- Martyn Barrett, portrait from 2023
- Born: Martyn David Barrett 18 June 1951 (age 75) London Borough of Brent, London, England
- Education: St John's College, Cambridge (BA); University of Sussex (DPhil)
- Occupation: Academic
- Known for: Research on language acquisition, children’s drawings, social identity, intergroup relations, civic engagement, intercultural education, citizenship education

= Martyn Barrett =

British social scientist

Martyn David Barrett, FBPsS, FAcSS, FRSA (born 18 June 1951) is a British social scientist. He was educated at the St John's College, Cambridge and the University of Sussex, and originally specialised in developmental psychology. He taught at Roehampton Institute of Higher Education (1978-1987), Royal Holloway and Bedford New College, University of London (1987-1993) and the University of Surrey (1993-2012). Since 2012, he has held the position of Emeritus Professor of Psychology at the University of Surrey.

== Academic career ==

Barrett began his academic career by studying Experimental Psychology as part of the Natural Science Tripos at the University of Cambridge (1970-1973). He subsequently conducted his doctoral research at the University of Sussex (1974-1979), focusing on language acquisition, including semantic development, pragmatic development and holophrasis (sentence words). He later published several books on the development of language in children.

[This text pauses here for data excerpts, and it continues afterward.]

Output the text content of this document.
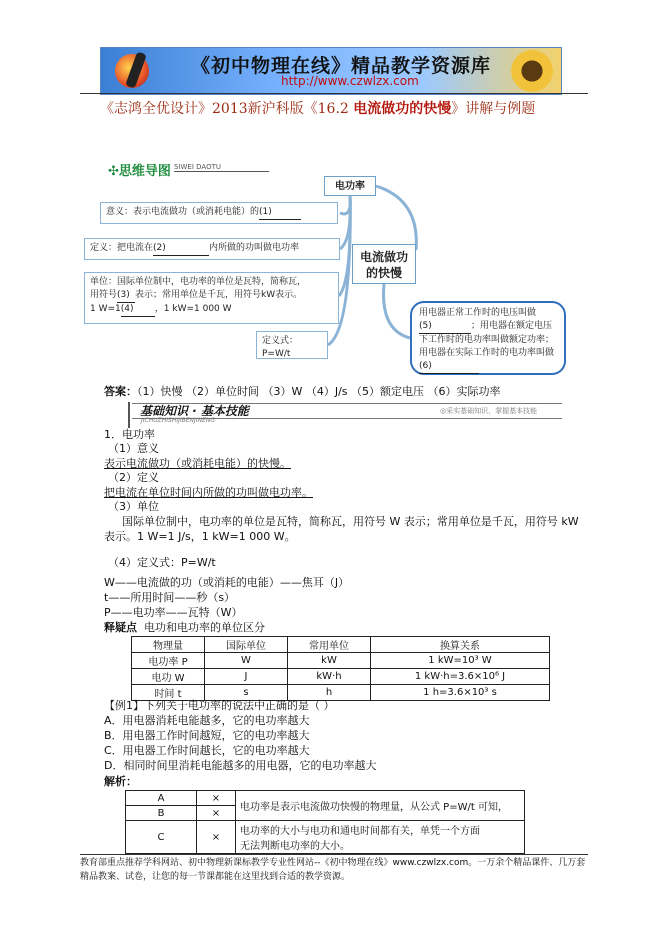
《初中物理在线》精品教学资源库
http://www.czwlzx.com
《志鸿全优设计》2013新沪科版《16.2 电流做功的快慢》讲解与例题
✣思维导图 SIWEI DAOTU
电功率
电流做功的快慢
意义：表示电流做功（或消耗电能）的(1)
定义：把电流在(2)	内所做的功叫做电功率
单位：国际单位制中，电功率的单位是瓦特，简称瓦，
用符号(3) 表示；常用单位是千瓦，用符号kW表示。
1 W=1(4) ，1 kW=1 000 W
定义式：P=W/t
用电器正常工作时的电压叫做(5)	；用电器在额定电压下工作时的电功率叫做额定功率；用电器在实际工作时的电功率叫做(6)
答案：（1）快慢 （2）单位时间 （3）W （4）J/s （5）额定电压 （6）实际功率
基础知识 · 基本技能
JICHUZHISHIJIBENJINENG
◎采实基础知识，掌握基本技能
1．电功率
（1）意义
表示电流做功（或消耗电能）的快慢。
（2）定义
把电流在单位时间内所做的功叫做电功率。
（3）单位
国际单位制中，电功率的单位是瓦特，简称瓦，用符号 W 表示；常用单位是千瓦，用符号 kW
表示。1 W=1 J/s，1 kW=1 000 W。
（4）定义式：P=W/t
W——电流做的功（或消耗的电能）——焦耳（J）
t——所用时间——秒（s）
P——电功率——瓦特（W）
释疑点 电功和电功率的单位区分
物理量	国际单位	常用单位	换算关系
电功率 P	W	kW	1 kW=10³ W
电功 W	J	kW·h	1 kW·h=3.6×10⁶ J
时间 t	s	h	1 h=3.6×10³ s
【例1】下列关于电功率的说法中正确的是（ ）
A．用电器消耗电能越多，它的电功率越大
B．用电器工作时间越短，它的电功率越大
C．用电器工作时间越长，它的电功率越大
D．相同时间里消耗电能越多的用电器，它的电功率越大
解析：
A	×	电功率是表示电流做功快慢的物理量，从公式 P=W/t 可知，
B	×	
C	×	电功率的大小与电功和通电时间都有关，单凭一个方面
无法判断电功率的大小。
教育部重点推荐学科网站、初中物理新课标教学专业性网站--《初中物理在线》www.czwlzx.com。一万余个精品课件、几万套精品教案、试卷，让您的每一节课都能在这里找到合适的教学资源。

In a secondary line of research, Barrett also worked on the development of children’s drawings, work that began with his undergraduate research project which was published in 1976. He subsequently researched the effects that verbal instructions have on the form and content of children’s drawings, the sequential developmental changes that occur in children's drawings of the human figure, and the impact of affective characterisations of topics to be drawn on the use of form and colour in children’s drawings.

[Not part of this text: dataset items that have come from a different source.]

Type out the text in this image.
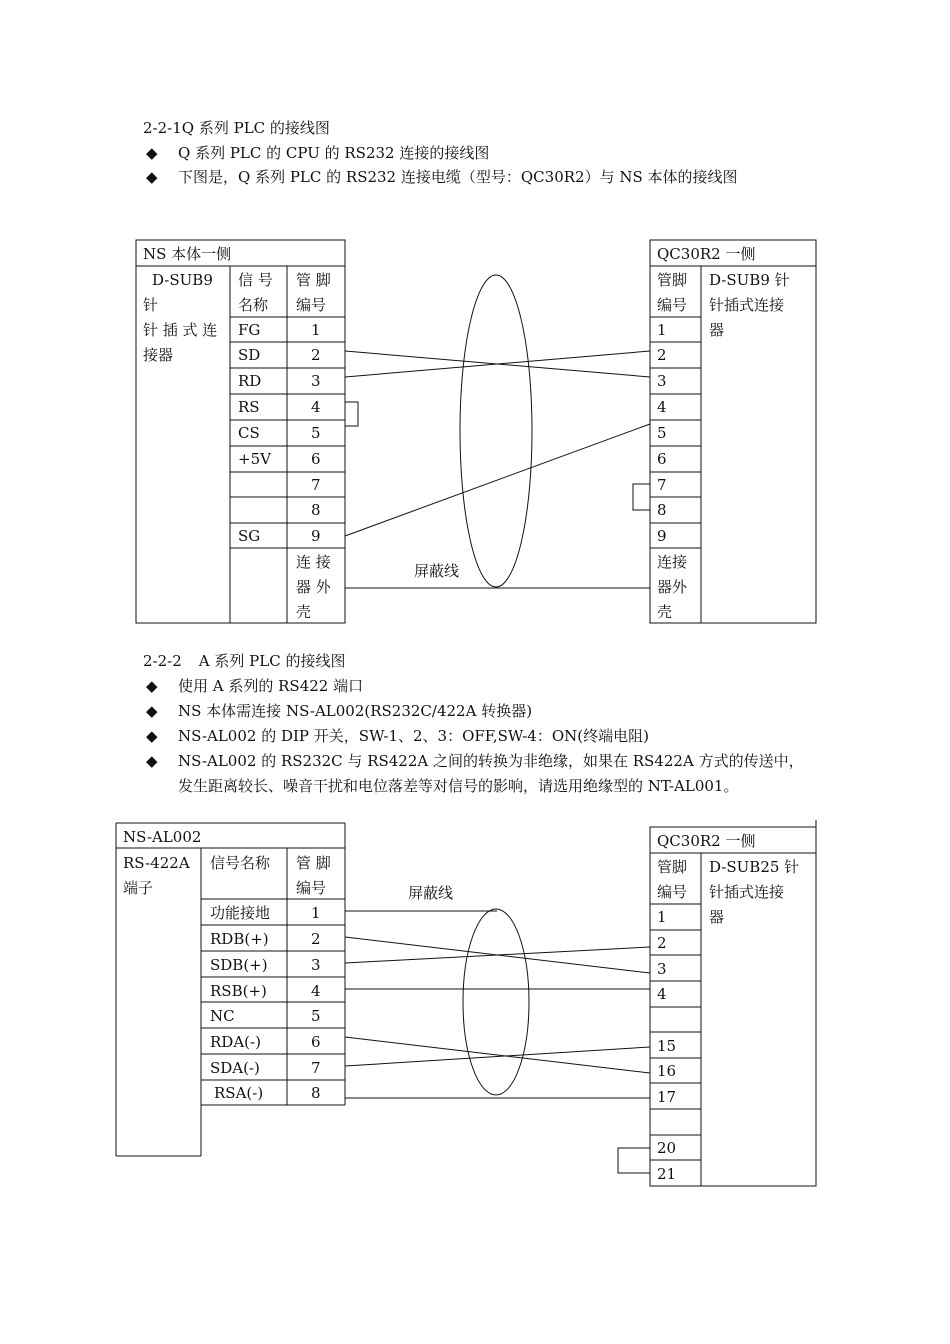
2-2-1Q 系列 PLC 的接线图
◆ Q 系列 PLC 的 CPU 的 RS232 连接的接线图
◆ 下图是，Q 系列 PLC 的 RS232 连接电缆（型号：QC30R2）与 NS 本体的接线图
NS 本体一侧
D-SUB9
针
针 插 式 连
接器
信 号
名称
管 脚
编号
FG	1
SD	2
RD	3
RS	4
CS	5
+5V	6
7
8
SG	9
连 接
器 外
壳
屏蔽线
QC30R2 一侧
管脚
编号
D-SUB9 针
针插式连接
器
1
2
3
4
5
6
7
8
9
连接
器外
壳
2-2-2 A 系列 PLC 的接线图
◆ 使用 A 系列的 RS422 端口
◆ NS 本体需连接 NS-AL002(RS232C/422A 转换器)
◆ NS-AL002 的 DIP 开关，SW-1、2、3：OFF,SW-4：ON(终端电阻)
◆ NS-AL002 的 RS232C 与 RS422A 之间的转换为非绝缘，如果在 RS422A 方式的传送中，
发生距离较长、噪音干扰和电位落差等对信号的影响，请选用绝缘型的 NT-AL001。
NS-AL002
RS-422A
端子
信号名称 管 脚
编号
功能接地	1
RDB(+)	2
SDB(+)	3
RSB(+)	4
NC	5
RDA(-)	6
SDA(-)	7
RSA(-)	8
屏蔽线
QC30R2 一侧
管脚
编号
D-SUB25 针
针插式连接
器
1
2
3
4
15
16
17
20
21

In the early 1990s, Barrett began to work on the development of children's national identity, ethnic identity, the development of national, ethnic and racial attitudes and prejudice in children and adolescents, and at a later date he also started to work on the development of civic engagement and political participation in youth, ethnic minorities and migrants. He led three multinational research projects on these topics funded by the European Commission: Children’s Beliefs and Feelings about their Own and Other National Groups in Europe, The Development of National, Ethnolinguistic and Religious Identity in Children and Adolescents living in the New Independent States of the former Soviet Union, and Processes Influencing Democratic Ownership and Participation (PIDOP).

=== Applying research to educational policy and practice ===
Since 2006, Barrett has been a consultant for the Council of Europe. In this role, he has participated in a number of intercultural education and citizenship education projects, including: developing the Autobiography of Intercultural Encounters; editing a book examining the similarities and the differences between interculturalism and multiculturalism; co-authoring a statement paper on Developing Intercultural Competence through Education; leading the development of the Reference Framework of Competences for Democratic Culture; and acting as the lead expert on assessment for the Education Policy Advisers Network.

Of these various activities undertaken by Barrett, the development of the Reference Framework of Competences for Democratic Culture (RFCDC) has had political and policy impact in the member states of the Council of Europe, due to the fact that it was endorsed unanimously by the Ministers of Education of the member states at their standing conference, which was took place in Brussels in April 2016. The RFCDC offers detailed information about the democratic and intercultural competences that should be promoted in school students through formal education, and it also provides detailed guidance to education policymakers and practitioners on how to harness curriculum design, pedagogical methods, assessment practices, teacher education, and the use of a whole-school approach, in order to promote the democratic and intercultural competences of school students. The Council of Europe’s Education Policy Advisers Network was established in 2018 to help education authorities in the member states implement the RFCDC in their national education systems. By 2022, the Framework was being implemented either in whole or in part in the education systems of 22 member states of the Council of Europe.

Barrett has also worked for the Organisation for Economic Co-operation and Development (OECD), helping to design the global competence assessments for use in PISA 2018. In addition, since 2023, he has served as a Trustee for AFS Intercultural Programs (an international non-profit organisation that provides a wide range of educational programs designed to promote the active global citizenship of participants). As a Trustee, he has particular responsibility for overseeing AFS’s research and assessment agenda.

In 2022, Barrett was awarded an Honorary Doctorate of Psychology by the University of Chichester, in recognition of his contributions to the education of children and young people.